SOURCE - François Wenz-Dumas - Libération - 5 février 1996
On se serait cru retourné au début du siècle, quand les inventaires
On se serait cru retourné au début du siècle, quand les inventaires
imposés par la loi de séparation de l'Eglise et de l'Etat déchiraient les villages entre pro et anticurés. Pourtant, cela se passait hier sur fond d'architecture futuriste du quartier du Pavé neuf de Noisy-le-Grand (Seine-Saint-Denis). Le face-à-face opposait une petite centaine de militants laïques à deux cents catholiques intégristes venus dire une messe pour consacrer la pose de la première pierre d'une église financée par leurs dons.
Pour prévenir tout affrontement, les autorités avaient déployé vers 10h30 un cordon de policiers à la sortie de l'hôtel Adagio, où venait d'officier «monseigneur» Alfonso de Galaretta, un des quatre évêques ordonnés naguère par feu l'évêque traditionaliste Mgr Lefebvre. Mais ni les militants laïques, ni les intégristes catholiques n'étaient venus pour en découdre, malgré quelques slogans («Eglise intégriste, église fasciste») qui ne faisaient pas dans la dentelle. Et le vent glacial de ce dimanche matin a suffi à refroidir les velléités bagarreuses.
Le cortège de fidèles traditionalistes put ainsi gagner le terrain où sera édifiée leur chapelle dédiée à saint Martin. Ironie de l'histoire, la rue où elle doit être bâtie est consacrée à Jules Ferry. Autre curiosité locale, il aura fallu l'élection en juin dernier d'un maire socialiste, le rocardien Michel Pajon, pour que le permis de construire refusé par son prédécesseur UDF-PR, Antoine Pontone, soit enfin accordé. C'est au mois de septembre que la demande formulée par l'Ancre (Association noiséenne catholique pour la continuité du rite dans l'Eglise) a abouti, provoquant l'indignation de militants de gauche et d'extrême gauche.
«Je n'avais légalement aucun moyen de refuser ce permis de construire, se défend Michel Pajon, et je ne pouvais pas prendre le risque de faire condamner la ville.» Ce à quoi les militants laïques comme Patrick August, responsable d'une association de parents d'élèves et candidat malheureux contre Pajon à la tête d'une liste de gauche indépendante en juin dernier, rétorquent qu'il était toujours possible de préempter le terrain. «Je ne pense pas que l'on fasse avancer la cause laïque en adoptant une attitude aussi intégriste que celle que l'on veut dénoncer», se défend le maire de Noisy-le-Grand qui, à l'instar des autorités religieuses officielles, estime que «moins on parlera de ces gens-là, moins on fera avancer leurs idées».
Le fait que le futur bâtiment de culte soit également une petite curiosité architecturale a aussi joué dans la décision du maire de Noisy de ne pas mener de guérilla administrative contre ce projet. Il s'agit en effet d'une chapelle en pierres de taille, édifiée en 1860 à Saint-Maixent (Deux-Sèvres) et désaffectée de 1881 à 1990. Démontée en 1992, elle est rachetée deux ans plus tard par l'association traditionaliste. Elle doit être remontée à l'identique, apportant une note très «vieille France» dans ce quartier pavillonnaire de Noisy-le-Grand.

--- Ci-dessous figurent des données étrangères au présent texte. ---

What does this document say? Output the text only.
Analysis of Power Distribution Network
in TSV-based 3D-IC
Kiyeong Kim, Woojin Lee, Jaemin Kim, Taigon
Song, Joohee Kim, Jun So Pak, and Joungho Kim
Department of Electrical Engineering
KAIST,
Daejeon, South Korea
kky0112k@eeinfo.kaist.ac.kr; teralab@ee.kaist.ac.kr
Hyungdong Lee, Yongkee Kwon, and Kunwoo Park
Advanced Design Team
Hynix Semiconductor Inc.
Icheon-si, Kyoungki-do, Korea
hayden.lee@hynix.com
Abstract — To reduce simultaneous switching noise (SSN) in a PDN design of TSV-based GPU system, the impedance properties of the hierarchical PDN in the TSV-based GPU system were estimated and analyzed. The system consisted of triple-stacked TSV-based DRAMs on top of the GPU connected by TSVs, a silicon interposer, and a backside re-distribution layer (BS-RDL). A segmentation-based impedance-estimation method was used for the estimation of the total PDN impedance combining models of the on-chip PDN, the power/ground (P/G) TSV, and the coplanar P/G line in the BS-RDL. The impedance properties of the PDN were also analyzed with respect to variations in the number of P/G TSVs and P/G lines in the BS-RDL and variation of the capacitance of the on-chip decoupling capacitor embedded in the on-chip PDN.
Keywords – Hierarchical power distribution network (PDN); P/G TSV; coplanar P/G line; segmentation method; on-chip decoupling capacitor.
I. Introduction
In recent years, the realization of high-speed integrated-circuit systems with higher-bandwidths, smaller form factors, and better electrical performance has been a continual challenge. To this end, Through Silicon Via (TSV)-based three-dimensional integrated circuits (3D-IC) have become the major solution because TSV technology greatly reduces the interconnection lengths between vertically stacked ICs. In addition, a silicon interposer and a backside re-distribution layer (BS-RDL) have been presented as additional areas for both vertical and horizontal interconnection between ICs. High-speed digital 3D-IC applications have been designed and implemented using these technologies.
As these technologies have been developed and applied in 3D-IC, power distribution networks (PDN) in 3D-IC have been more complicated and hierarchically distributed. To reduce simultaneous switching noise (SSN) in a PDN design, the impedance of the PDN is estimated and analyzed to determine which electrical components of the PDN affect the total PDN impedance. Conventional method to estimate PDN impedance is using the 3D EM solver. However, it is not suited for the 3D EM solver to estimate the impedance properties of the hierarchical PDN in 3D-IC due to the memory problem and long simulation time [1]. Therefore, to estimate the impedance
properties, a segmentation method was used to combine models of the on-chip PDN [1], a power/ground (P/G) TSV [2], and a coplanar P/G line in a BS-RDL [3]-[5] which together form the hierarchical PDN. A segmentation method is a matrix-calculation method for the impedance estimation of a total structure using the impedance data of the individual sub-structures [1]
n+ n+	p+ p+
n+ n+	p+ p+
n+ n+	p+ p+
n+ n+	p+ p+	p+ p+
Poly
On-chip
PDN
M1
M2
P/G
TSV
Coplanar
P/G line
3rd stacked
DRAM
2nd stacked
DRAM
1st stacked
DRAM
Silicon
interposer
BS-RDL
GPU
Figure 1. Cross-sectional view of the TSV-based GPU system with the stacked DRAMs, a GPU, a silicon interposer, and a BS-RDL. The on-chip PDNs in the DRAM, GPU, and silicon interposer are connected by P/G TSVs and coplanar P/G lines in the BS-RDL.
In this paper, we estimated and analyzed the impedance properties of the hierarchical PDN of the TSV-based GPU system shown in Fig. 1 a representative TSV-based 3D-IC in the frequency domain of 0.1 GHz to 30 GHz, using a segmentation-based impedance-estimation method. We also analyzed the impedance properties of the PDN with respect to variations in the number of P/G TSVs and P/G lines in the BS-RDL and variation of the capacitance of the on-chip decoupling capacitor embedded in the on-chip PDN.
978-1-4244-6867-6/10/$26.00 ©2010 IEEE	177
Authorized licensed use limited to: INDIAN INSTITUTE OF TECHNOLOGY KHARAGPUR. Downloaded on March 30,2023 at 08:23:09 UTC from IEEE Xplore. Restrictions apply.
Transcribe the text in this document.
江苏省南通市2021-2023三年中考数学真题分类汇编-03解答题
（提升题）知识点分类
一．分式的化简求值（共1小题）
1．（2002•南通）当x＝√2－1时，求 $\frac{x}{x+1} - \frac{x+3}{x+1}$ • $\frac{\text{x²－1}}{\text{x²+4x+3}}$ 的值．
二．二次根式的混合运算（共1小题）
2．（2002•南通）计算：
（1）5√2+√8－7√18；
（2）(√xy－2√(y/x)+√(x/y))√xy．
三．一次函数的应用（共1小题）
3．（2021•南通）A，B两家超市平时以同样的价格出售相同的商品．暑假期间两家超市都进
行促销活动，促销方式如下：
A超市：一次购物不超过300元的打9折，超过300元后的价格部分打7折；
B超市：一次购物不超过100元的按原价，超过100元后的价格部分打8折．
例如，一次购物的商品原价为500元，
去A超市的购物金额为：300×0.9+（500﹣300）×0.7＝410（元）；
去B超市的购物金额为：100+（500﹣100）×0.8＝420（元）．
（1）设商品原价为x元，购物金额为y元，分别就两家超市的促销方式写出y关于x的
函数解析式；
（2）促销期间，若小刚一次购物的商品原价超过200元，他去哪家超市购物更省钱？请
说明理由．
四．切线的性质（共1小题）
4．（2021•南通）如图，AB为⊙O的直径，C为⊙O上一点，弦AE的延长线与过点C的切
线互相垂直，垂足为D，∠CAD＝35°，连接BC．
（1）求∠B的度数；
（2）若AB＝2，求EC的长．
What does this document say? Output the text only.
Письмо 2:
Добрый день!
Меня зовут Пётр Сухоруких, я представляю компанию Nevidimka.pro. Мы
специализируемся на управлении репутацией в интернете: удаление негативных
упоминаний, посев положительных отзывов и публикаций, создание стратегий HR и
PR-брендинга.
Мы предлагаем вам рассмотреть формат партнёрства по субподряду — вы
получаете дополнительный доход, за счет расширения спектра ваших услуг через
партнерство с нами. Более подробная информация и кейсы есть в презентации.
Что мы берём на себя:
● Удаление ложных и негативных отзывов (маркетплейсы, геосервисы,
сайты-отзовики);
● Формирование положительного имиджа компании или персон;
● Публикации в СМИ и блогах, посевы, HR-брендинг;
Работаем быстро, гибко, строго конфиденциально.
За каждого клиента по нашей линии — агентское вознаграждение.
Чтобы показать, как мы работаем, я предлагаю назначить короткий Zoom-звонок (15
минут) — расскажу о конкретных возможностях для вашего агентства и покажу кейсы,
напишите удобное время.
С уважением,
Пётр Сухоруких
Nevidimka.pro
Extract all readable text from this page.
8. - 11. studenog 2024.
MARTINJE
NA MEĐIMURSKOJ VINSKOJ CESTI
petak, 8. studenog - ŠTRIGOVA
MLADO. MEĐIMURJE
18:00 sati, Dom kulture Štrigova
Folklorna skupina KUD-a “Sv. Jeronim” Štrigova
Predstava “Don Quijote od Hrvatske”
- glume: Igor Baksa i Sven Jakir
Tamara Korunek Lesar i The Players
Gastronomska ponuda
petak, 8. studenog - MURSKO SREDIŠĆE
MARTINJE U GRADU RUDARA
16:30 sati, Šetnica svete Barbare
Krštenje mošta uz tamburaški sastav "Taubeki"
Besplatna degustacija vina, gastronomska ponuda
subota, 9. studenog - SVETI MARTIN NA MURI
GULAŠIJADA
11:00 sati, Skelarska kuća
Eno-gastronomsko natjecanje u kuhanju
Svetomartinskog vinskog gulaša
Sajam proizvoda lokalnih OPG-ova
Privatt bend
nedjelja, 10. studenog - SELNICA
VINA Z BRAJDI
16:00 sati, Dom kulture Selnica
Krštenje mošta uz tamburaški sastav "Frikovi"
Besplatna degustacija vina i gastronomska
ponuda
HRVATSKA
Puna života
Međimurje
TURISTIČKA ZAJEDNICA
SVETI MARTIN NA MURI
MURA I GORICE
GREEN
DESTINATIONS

On en eut hier un avant-goût lors de la cérémonie de bénédiction de la première pierre, avec promenade des bannières en l'honneur de saint Martin et du Sacré-Coeur, puis de l'encensoir aspergeant d'eau bénite le périmètre sur fond de psaumes en latin. Au premier rang, les scouts «Godefroy-de-Bouillon» arboraient leur grand uniforme et les familles catholiques BCBG leurs chaussettes blanches et jupes plissées bleues. «Voyez-vous, explique un vieux monsieur très digne, tous les socialistes ne sont pas forcément mauvais. Prenez monsieur Pajon, le maire de Noisy-le-Grand, il s'est montré plus juste que son prédécesseur, qui était pourtant de droite.» Un sentiment partagé par Michel Paulin, leader local du Front national, qui était venu hier suivre les cérémonies, «à titre personnel et en tant qu'élu».
C'est pour dénoncer cette visible collusion entre l'extrême droite et les traditionalistes que la quasi-totalité des organisations de gauche noiséennes avait appelé à manifester hier. Laissant le maire socialiste assumer seul sa décision de respecter la stricte neutralité républicaine à l'égard des mouvements religieux, même extrémistes.